26 Ekim 2009 Pazartesi

Today Post::Crooked Timber on Elinor Ostrom

Henry writes:

Lin's work focuses on the empirical analysis of collective goods problems – how it is that people can come up with their own solutions to problems of the commons if they are given enough room to do so. Her landmark book, Governing the Commons, provides an empirical rejoinder to the pessimism of Garret Hardin and others about the tragedy of the commons – it documents how people can and do solve these problems in e.g the management of water resources, forestry, pasturage and fishing rights. She and her colleagues gather large sets of data on the conditions under which people are or are not able to solve these problems, and the kinds of rules that they come up with in order to solve them.

This is, as Kieran suggests, a vote in favor of detailed, working-from-the-ground-up, empirical work, which doesn't rely on sharply contoured theoretical simplifications and flashy statistical techniques so much as the accumulation of good data, which reflects the messiness of the real social institutions from which it is gathered. Quoting from Governing the Commons:

An important challenge facing policy scientists is to develop theories of human organization based on realistic assessment of human capabilities and limitations in dealing with a variety of situations that initially share some or all aspects of a tragedy of the commons. … Theoretical inquiry involves a search for regularities … As a theorist, and at times a modeler, I see these efforts [as being] at the core of a policy science. One can, however, get trapped in one's own intellectual web. When years have been spent in the development of a theory with considerable power and elegance, analysts obviously will want to apply this tool to as many situations as possible. The power of a theory is exactly proportionate to the diversity of situations it can explain. All theories, however, have limits. Models of a theory are limited still further because many parameters must be fixed in a model, rather than allowed to vary. Confusing a model – such as that of a perfectly! competitive market – with the theory of which it is one representation can limit applicability still further. (pp.24-25)

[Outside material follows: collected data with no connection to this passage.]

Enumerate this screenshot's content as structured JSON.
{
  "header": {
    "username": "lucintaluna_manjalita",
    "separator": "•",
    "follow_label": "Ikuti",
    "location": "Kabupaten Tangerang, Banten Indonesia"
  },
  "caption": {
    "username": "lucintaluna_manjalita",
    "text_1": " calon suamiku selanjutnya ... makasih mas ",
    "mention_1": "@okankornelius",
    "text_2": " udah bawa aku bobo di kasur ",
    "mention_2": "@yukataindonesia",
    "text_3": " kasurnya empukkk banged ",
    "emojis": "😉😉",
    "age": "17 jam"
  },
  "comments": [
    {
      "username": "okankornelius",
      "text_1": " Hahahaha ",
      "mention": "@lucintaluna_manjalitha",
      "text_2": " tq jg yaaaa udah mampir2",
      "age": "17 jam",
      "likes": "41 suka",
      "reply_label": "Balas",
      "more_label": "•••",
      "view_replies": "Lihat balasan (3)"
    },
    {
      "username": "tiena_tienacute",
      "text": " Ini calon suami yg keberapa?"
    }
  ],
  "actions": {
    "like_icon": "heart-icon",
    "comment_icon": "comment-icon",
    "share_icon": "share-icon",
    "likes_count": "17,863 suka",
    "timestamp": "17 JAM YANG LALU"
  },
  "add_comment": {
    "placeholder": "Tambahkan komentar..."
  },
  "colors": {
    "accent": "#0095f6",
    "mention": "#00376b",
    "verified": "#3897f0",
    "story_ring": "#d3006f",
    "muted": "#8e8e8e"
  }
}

One plausible characterization of her life's work is that it is about demonstrating the empirical weaknesses of a 'cute' economic model (the Tragedy of the Commons) that assumed a role in policy discussions far out of proportion to its actual explanatory power, and replacing it with a set of explanations that are nowhere near as neat, but are far more true to the real world. It is also worth pointing out in passing (as an email correspondent has brought to my attention) that she has received roughly a dozen grants under the NSF program that Senator Tom Coburn wants to abolish. Tom Coburn vs. the Nobel committee as a judge of scholarly quality – you decide.

It is also a vote in favor of supplementing quantitative work with qualitative understanding…

It is important that the Nobel Committee recognizes that there is more than one approach to science in general, and social science in particular. It strikes me that Darwin used “detailed, working-from-the-ground-up, empirical work, which doesn't rely on sharply contoured theoretical simplifications and flashy statistical techniques so much as the accumulation of good data,” and he moved our understanding of how life on earth works. Real scientists tell me that an awful lot of his specific predictions have stood up, as well.